La pregunta de la infancia, «¿qué querés ser?», debe tener una respuesta posible para todos. Mientras no sea así, el Estado no puede eludir su rol de red de contención final. Las moratorias son el reconocimiento doloroso de ese fracaso colectivo y, a la vez, la herramienta imperfecta que nos permite seguir avanzando, con la esperanza de que la próxima generación de argentinos pueda jugar a cazar su futuro con un ovillo de lana, no con un ladrillo de pobreza heredada.

Criticar es fácil. Lo hacen los políticos cuando les toca ser oposición. Escribir una nota sobre el tema, lo hacemos mucho, proponer algo, eso no lo vemos a menudo, yo me animo ¿Y tu político amigo?

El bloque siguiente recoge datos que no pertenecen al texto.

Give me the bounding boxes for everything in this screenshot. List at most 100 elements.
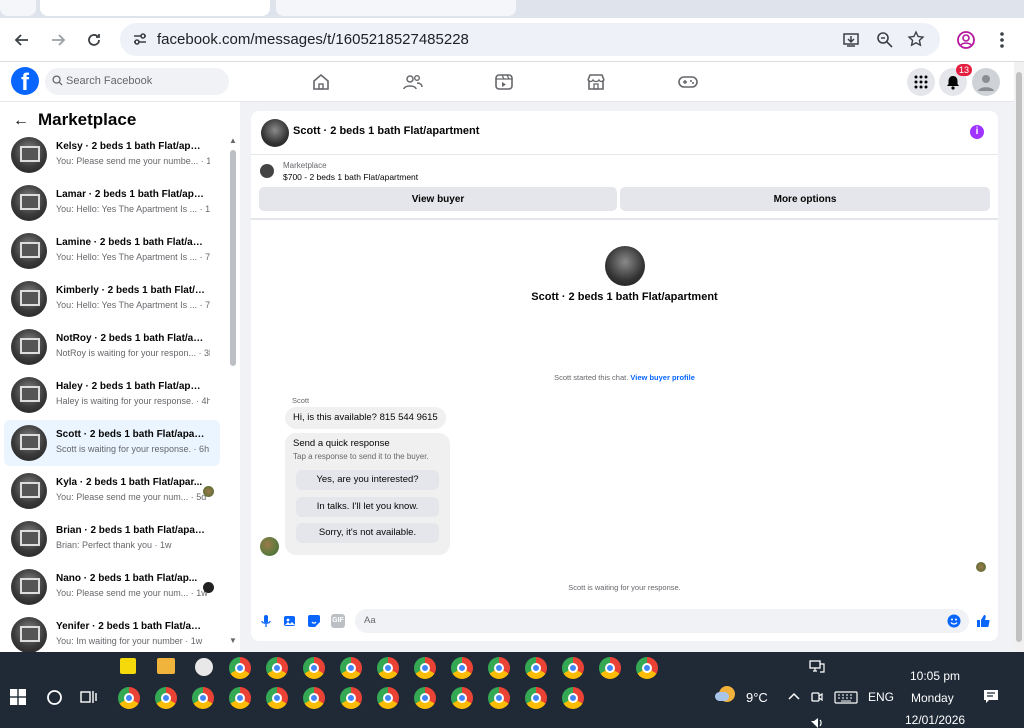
scroll-up-arrow-icon[interactable]: ▲ [229, 136, 237, 145]
conversation-item[interactable]: Kelsy · 2 beds 1 bath Flat/apart... You:… [4, 132, 220, 178]
chrome-icon[interactable] [488, 657, 510, 679]
chrome-icon[interactable] [229, 687, 251, 709]
emoji-icon[interactable] [947, 614, 961, 628]
sidebar-scroll-thumb[interactable] [230, 150, 236, 366]
chrome-icon[interactable] [451, 687, 473, 709]
conversation-item[interactable]: Haley · 2 beds 1 bath Flat/apart... Hale… [4, 372, 220, 418]
marketplace-icon[interactable] [585, 71, 607, 93]
listing-thumbnail[interactable] [260, 164, 274, 178]
page-scroll-thumb[interactable] [1016, 72, 1022, 642]
conversation-item[interactable]: Lamar · 2 beds 1 bath Flat/apart... You:… [4, 180, 220, 226]
quick-response-button[interactable]: In talks. I'll let you know. [296, 497, 439, 517]
conversation-item[interactable]: Brian · 2 beds 1 bath Flat/apart... Bria… [4, 516, 220, 562]
chrome-icon[interactable] [414, 687, 436, 709]
chrome-icon[interactable] [340, 657, 362, 679]
chat-title[interactable]: Scott · 2 beds 1 bath Flat/apartment [293, 125, 479, 137]
zoom-icon[interactable] [876, 31, 894, 49]
windows-start-icon[interactable] [10, 689, 26, 705]
chrome-icon[interactable] [377, 657, 399, 679]
buyer-avatar[interactable] [605, 246, 645, 286]
chrome-icon[interactable] [562, 687, 584, 709]
scroll-down-arrow-icon[interactable]: ▼ [229, 636, 237, 645]
bookmark-star-icon[interactable] [907, 30, 925, 48]
microphone-icon[interactable] [259, 614, 273, 628]
chevron-up-icon[interactable] [788, 692, 800, 700]
weather-moon-icon[interactable] [715, 686, 737, 706]
chrome-icon[interactable] [303, 687, 325, 709]
message-bubble[interactable]: Hi, is this available? 815 544 9615 [285, 407, 446, 429]
more-options-button[interactable]: More options [620, 187, 990, 211]
chrome-icon[interactable] [451, 657, 473, 679]
back-button[interactable] [10, 28, 34, 52]
gaming-icon[interactable] [677, 71, 699, 93]
chrome-icon[interactable] [192, 687, 214, 709]
network-icon[interactable] [809, 660, 825, 674]
sidebar-scrollbar[interactable]: ▲ ▼ [228, 136, 238, 648]
view-buyer-button[interactable]: View buyer [259, 187, 617, 211]
chrome-icon[interactable] [525, 657, 547, 679]
tab-inactive[interactable] [276, 0, 516, 16]
facebook-logo-icon[interactable]: f [11, 67, 39, 96]
language-indicator[interactable]: ENG [868, 690, 894, 704]
gif-icon[interactable]: GIF [331, 614, 345, 628]
chrome-icon[interactable] [266, 657, 288, 679]
chrome-icon[interactable] [488, 687, 510, 709]
task-view-icon[interactable] [80, 689, 98, 705]
chrome-icon[interactable] [599, 657, 621, 679]
chrome-icon[interactable] [340, 687, 362, 709]
site-settings-icon[interactable] [130, 29, 150, 49]
menu-grid-button[interactable] [907, 68, 935, 96]
chrome-icon[interactable] [155, 687, 177, 709]
conversation-item[interactable]: Kyla · 2 beds 1 bath Flat/apar... You: P… [4, 468, 220, 514]
quick-response-button[interactable]: Sorry, it's not available. [296, 523, 439, 543]
notification-center-icon[interactable] [983, 689, 999, 705]
photo-icon[interactable] [283, 614, 297, 628]
browser-menu-button[interactable] [990, 28, 1014, 52]
friends-icon[interactable] [402, 71, 424, 93]
conversation-item-selected[interactable]: Scott · 2 beds 1 bath Flat/apart... Scot… [4, 420, 220, 466]
conversation-item[interactable]: Yenifer · 2 beds 1 bath Flat/apa... You:… [4, 612, 220, 652]
message-input[interactable]: Aa [355, 609, 969, 633]
chrome-icon[interactable] [377, 687, 399, 709]
conversation-item[interactable]: Nano · 2 beds 1 bath Flat/ap... You: Ple… [4, 564, 220, 610]
forward-button[interactable] [46, 28, 70, 52]
paint-icon[interactable] [195, 658, 213, 676]
conversation-item[interactable]: Kimberly · 2 beds 1 bath Flat/a... You: … [4, 276, 220, 322]
conversation-item[interactable]: Lamine · 2 beds 1 bath Flat/apa... You: … [4, 228, 220, 274]
profile-button[interactable] [954, 28, 978, 52]
tab-partial[interactable] [0, 0, 36, 16]
sticky-notes-icon[interactable] [120, 658, 136, 674]
chrome-icon[interactable] [636, 657, 658, 679]
sticker-icon[interactable] [307, 614, 321, 628]
back-arrow-icon[interactable]: ← [13, 112, 29, 130]
install-app-icon[interactable] [842, 31, 860, 49]
quick-response-button[interactable]: Yes, are you interested? [296, 470, 439, 490]
chrome-icon[interactable] [414, 657, 436, 679]
home-icon[interactable] [310, 71, 332, 93]
chrome-icon[interactable] [562, 657, 584, 679]
speaker-icon[interactable] [810, 718, 824, 728]
weather-temperature[interactable]: 9°C [746, 690, 768, 705]
search-circle-icon[interactable] [46, 689, 63, 706]
listing-price[interactable]: $700 - 2 beds 1 bath Flat/apartment [283, 172, 418, 182]
info-icon[interactable]: i [970, 125, 984, 139]
meet-now-icon[interactable] [810, 689, 824, 705]
chrome-icon[interactable] [266, 687, 288, 709]
reload-button[interactable] [82, 28, 106, 52]
address-bar[interactable]: facebook.com/messages/t/1605218527485228 [120, 23, 940, 56]
account-avatar[interactable] [972, 68, 1000, 96]
clock-day[interactable]: Monday [911, 691, 954, 705]
tab-active[interactable] [40, 0, 270, 16]
view-buyer-profile-link[interactable]: View buyer profile [630, 373, 694, 382]
like-thumb-icon[interactable] [976, 614, 990, 628]
chrome-icon[interactable] [118, 687, 140, 709]
clock-date[interactable]: 12/01/2026 [905, 713, 965, 727]
chat-avatar[interactable] [261, 119, 289, 147]
chrome-icon[interactable] [229, 657, 251, 679]
video-icon[interactable] [493, 71, 515, 93]
file-explorer-icon[interactable] [157, 658, 175, 674]
keyboard-icon[interactable] [834, 691, 858, 704]
chrome-icon[interactable] [525, 687, 547, 709]
page-scrollbar[interactable] [1014, 62, 1024, 652]
conversation-item[interactable]: NotRoy · 2 beds 1 bath Flat/apa... NotRo… [4, 324, 220, 370]
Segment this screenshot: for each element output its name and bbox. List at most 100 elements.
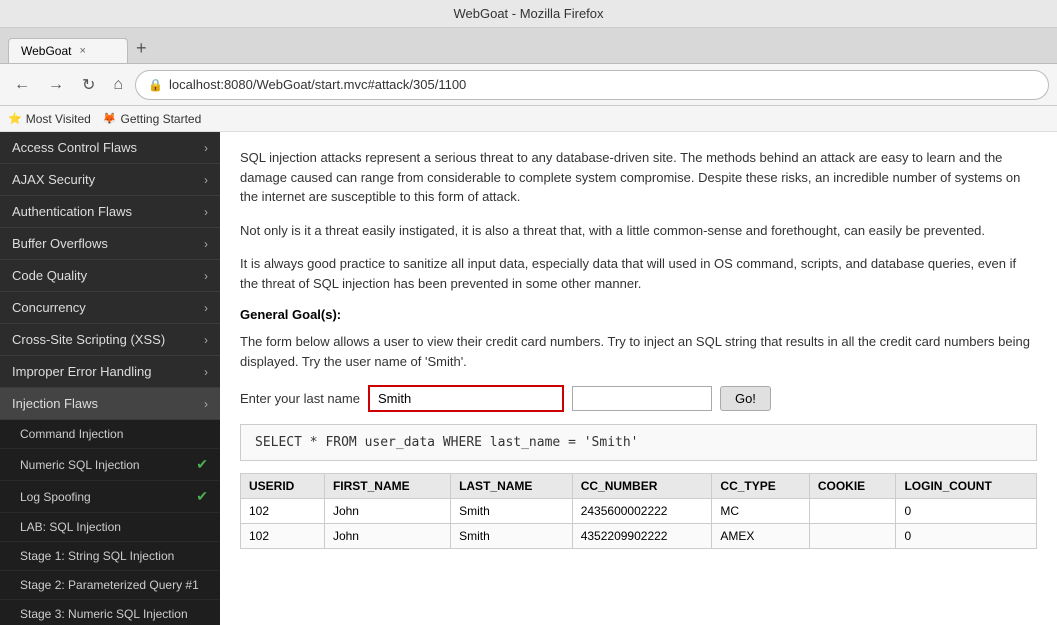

Propuesta para un sistema previsional sostenible y equitativo

El sistema previsional argentino evidencia una crisis estructural caracterizada por:

  • Cobertura extensa (7.5 millones de beneficiarios) con financiamiento insuficiente
  • Solo 1.3 trabajadores activos por cada jubilado
  • >35% de informalidad laboral que erosiona la base contributiva
  • Distribución regional desigual que profundiza asimetrías sociales

Reforma propuestas

1. Transición hacia un sistema mixto inteligente

  • Mantener el pilar solidario de reparto para garantizar cobertura universal
  • Crear un segundo pilar de capitalización individual voluntaria con incentivos fiscales
  • Establecer un Fondo de Sostenibilidad con recursos de rentas extraordinarias

2. Medidas contra la informalidad laboral

  • Implementar un régimen de monotributo previsional progresivo
  • Crear incentivos para regularización de empleo en sectores críticos
  • Establecer convenios interprovinciales para armonizar fiscalización

3. Equidad regional

  • Fondo de compensación para provincias con menor densidad previsional
  • Programas de desarrollo económico regional vinculados a formalización laboral
  • Criterio de asignación que considere costo de vida por región

4. Sostenibilidad demográfica

  • Edad jubilatoria flexible (62-70 años) con beneficios crecientes por postergación
  • Incentivos para prolongación vida laboral en actividades no manuales
  • Reconocimiento especial de aportes a sectores críticos (salud, educación)

Implementación Gradual

  • Fase 1 (2025): Consenso federal y marco legal
  • Fase 2 (2026-2027): Pilotos regionales y sistema de capitalización opcional
  • Fase 3 (2028+): Evaluación y ajustes con participación de actores sociales

Principios rectores

  • Solidaridad intergeneracional: equilibrio entre derechos adquiridos y sostenibilidad futura
  • Equidad regional: compensación asimétricas territoriales
  • Progresividad: quienes más tienen contribuyen proporcionalmente más
  • Transparencia: información accesible sobre sostenibilidad del sistema

Queda, la propuesta, a disposición de cualquier político que quiera decir que es SU idea y la aplique (Como el AUH de Lilita o el aguinaldo y la creación de ANSES de Farrell)
Y como dijo Tato Bores “ que les garúe finito”…  pero no tanto, pues no tenemos para paraguas, menos para piloto y galochas.